The new technique relies on creating soft robots that consist of two layers. The first layer is a flexible polymer created using 3D printing technologies that incorporate a pattern of microfluidic channels — essentially very small tubes running through the material. The second layer is a flexible shape memory polymer. Altogether, the soft robot is only 0.8 millimeters thick.
By pumping fluid into the microfluidic channels, users create hydraulic pressure that forces the soft robot to move and change shape. The pattern of microfluidic channels controls the motion and shape change of the soft robot — whether it bends, twists, or so on. In addition, the amount of fluid being introduced, and how quickly it is introduced, controls how quickly the soft robot moves and the amount of force it exerts.
If users wish to ‘freeze’ the soft robot’s shape, they can apply moderate heat (64 °C, or 147 °F), and then let the robot cool briefly. This prevents the soft robot from reverting to its original shape, even after the liquid in the microfluidic channels is pumped out. If users want to return the soft robot to its original shape, they simply apply the heat again after pumping out the liquid, and the robot relaxes to its original configuration.
“A key factor here is fine-tuning the thickness of the shape memory layer relative to the layer that contains the microfluidic channels,” said Yinding Chi, co-lead author of the paper and a former Ph.D. student at NC State. “You need the shape memory layer to be thin enough to bend when the actuator’s pressure is applied, but thick enough to get the soft robot to retain its shape even after the pressure is removed.”

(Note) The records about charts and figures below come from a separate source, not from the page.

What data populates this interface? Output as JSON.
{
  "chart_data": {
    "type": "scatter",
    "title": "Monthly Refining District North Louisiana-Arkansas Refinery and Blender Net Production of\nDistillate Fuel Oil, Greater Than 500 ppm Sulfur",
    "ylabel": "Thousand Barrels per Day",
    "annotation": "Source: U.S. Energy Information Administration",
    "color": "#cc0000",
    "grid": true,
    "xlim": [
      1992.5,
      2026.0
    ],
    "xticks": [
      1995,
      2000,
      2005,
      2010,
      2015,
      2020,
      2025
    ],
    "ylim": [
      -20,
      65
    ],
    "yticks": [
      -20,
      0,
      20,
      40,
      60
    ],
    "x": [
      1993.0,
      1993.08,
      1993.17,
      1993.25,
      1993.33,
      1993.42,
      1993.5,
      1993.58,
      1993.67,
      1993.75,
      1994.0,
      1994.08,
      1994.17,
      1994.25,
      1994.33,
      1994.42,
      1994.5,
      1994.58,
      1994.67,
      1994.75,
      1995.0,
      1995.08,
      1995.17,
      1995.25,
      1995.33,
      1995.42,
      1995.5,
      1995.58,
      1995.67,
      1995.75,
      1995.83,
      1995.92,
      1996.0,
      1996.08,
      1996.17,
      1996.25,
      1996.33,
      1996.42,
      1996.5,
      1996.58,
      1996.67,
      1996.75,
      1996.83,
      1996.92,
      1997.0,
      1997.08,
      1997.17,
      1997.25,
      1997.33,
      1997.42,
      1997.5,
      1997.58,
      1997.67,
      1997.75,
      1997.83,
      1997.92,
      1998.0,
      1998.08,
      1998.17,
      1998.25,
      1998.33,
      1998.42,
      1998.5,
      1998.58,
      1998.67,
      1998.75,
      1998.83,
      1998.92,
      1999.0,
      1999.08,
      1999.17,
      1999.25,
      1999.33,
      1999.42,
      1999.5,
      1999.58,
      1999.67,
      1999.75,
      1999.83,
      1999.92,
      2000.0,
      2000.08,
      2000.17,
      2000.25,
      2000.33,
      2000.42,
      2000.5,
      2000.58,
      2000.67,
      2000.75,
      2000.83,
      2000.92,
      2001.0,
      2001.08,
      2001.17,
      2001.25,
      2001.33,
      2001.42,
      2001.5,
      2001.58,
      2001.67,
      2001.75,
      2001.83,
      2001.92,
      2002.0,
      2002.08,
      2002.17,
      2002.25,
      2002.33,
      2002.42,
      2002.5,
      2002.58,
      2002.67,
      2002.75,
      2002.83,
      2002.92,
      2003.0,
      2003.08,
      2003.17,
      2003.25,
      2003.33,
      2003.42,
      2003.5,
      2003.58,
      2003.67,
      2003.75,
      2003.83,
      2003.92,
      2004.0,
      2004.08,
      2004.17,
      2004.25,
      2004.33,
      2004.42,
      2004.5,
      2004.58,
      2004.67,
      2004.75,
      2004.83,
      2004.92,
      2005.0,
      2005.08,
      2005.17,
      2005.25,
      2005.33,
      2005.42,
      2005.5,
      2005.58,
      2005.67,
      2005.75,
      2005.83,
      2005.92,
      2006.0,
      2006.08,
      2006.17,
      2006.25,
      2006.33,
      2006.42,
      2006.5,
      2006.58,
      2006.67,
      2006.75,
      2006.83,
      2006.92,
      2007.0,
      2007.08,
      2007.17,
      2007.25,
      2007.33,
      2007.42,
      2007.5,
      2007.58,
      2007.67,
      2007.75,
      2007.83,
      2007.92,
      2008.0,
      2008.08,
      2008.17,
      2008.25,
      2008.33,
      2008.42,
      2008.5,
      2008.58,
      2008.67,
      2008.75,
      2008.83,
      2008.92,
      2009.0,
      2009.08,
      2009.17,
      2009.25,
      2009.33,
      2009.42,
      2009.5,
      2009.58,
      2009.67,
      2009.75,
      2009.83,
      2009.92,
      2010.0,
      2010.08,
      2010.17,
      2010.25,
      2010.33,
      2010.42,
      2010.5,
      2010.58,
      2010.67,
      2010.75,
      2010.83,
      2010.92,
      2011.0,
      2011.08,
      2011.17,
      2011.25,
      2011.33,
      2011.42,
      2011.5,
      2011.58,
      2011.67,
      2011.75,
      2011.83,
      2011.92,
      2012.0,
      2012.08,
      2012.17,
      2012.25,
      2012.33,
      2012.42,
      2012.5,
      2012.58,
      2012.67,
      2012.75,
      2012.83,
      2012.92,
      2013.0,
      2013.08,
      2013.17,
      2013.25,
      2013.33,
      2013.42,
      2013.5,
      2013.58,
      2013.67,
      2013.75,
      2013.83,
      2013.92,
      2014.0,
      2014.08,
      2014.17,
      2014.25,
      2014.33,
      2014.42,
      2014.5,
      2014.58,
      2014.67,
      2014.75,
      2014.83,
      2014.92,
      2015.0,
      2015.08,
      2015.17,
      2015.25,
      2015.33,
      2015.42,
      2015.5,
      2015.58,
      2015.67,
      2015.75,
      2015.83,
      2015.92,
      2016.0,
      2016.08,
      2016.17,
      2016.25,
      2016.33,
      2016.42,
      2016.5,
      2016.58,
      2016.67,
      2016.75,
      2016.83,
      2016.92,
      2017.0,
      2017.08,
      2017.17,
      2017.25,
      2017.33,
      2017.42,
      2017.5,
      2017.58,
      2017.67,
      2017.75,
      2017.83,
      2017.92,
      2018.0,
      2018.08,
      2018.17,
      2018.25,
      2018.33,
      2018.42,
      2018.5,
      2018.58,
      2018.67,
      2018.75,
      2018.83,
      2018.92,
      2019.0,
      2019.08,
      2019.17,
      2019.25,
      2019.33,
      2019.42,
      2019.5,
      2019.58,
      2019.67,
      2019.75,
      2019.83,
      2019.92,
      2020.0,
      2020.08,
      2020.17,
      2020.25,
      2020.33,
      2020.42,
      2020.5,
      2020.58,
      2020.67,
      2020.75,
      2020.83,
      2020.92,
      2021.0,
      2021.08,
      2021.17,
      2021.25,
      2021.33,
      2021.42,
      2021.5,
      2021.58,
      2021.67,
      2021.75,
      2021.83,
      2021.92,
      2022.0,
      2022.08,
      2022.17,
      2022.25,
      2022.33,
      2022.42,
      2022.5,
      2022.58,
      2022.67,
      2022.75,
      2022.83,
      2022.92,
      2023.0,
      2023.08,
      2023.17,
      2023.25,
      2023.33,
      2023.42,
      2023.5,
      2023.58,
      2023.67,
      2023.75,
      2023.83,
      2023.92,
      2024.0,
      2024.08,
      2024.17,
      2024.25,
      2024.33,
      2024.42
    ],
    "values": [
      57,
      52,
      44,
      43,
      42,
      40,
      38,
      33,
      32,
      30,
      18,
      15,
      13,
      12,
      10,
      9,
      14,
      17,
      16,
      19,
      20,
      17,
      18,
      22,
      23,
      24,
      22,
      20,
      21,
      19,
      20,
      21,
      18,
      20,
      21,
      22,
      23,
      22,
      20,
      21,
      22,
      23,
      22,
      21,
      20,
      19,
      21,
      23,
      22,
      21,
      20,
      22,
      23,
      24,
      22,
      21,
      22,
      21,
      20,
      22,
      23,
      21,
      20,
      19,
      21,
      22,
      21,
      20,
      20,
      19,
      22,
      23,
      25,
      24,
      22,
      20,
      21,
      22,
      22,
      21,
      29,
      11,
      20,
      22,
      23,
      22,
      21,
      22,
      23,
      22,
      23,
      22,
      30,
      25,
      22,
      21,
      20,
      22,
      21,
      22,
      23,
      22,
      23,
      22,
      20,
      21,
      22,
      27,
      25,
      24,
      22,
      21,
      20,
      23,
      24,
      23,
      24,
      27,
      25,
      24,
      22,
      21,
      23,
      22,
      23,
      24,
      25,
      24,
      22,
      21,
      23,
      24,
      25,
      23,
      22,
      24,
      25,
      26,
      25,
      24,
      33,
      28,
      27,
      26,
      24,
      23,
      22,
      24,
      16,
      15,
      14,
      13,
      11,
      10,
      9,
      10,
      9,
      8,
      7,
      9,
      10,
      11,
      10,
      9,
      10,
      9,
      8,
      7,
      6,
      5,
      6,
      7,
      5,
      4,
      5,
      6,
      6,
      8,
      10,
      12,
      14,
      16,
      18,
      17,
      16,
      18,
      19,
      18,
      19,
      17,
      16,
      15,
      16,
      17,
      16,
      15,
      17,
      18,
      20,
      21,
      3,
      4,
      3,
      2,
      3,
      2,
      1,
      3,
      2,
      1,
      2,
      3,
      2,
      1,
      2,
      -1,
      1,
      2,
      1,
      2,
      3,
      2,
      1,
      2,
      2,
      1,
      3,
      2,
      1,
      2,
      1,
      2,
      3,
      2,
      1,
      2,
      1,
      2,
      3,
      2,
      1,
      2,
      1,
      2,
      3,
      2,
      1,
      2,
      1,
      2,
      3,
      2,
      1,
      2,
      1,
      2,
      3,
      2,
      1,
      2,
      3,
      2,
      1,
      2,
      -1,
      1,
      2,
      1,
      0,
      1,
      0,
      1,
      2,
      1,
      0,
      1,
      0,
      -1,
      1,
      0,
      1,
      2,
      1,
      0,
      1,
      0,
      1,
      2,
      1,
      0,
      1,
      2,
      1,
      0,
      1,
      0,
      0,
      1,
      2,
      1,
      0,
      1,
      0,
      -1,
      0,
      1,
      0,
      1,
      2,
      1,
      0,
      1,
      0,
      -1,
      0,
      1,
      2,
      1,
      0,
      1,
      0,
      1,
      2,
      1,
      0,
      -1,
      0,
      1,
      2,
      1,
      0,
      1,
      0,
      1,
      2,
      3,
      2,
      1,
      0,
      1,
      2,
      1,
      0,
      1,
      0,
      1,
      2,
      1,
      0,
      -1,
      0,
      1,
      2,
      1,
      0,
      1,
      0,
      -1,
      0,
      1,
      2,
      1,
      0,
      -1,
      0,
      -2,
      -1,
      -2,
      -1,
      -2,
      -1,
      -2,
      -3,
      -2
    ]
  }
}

To demonstrate the technique, the researchers created a soft robot “gripper,” capable of picking up small objects. The researchers applied hydraulic pressure, causing the gripper to pinch closed on an object. By applying heat, the researchers were able to fix the gripper in its “closed” position, even after releasing pressure from the hydraulic actuator. The gripper could then be moved — transporting the object it held — into a new position. Researchers then applied heat again, causing the gripper to release the object it had picked up.
“Because these soft robots are so thin, we can heat them up to 64 °C quickly and easily using a small infrared light source — and they also cool very quickly,” said Haitao Qing, co-lead author of the paper and a Ph.D. student at NC State. “So, this entire series of operations only takes about two minutes.
“And the movement does not have to be a gripper that pinches,” said Qing. “We’ve also demonstrated a gripper that was inspired by vines in nature. These grippers quickly wrap around an object and clasp it tightly, allowing for a secure grip.
“This paper serves as a proof-of-concept for this new technique, and we’re excited about potential applications for this class of miniature soft actuators in small-scale soft robots, shape-shifting machines, and biomedical engineering.”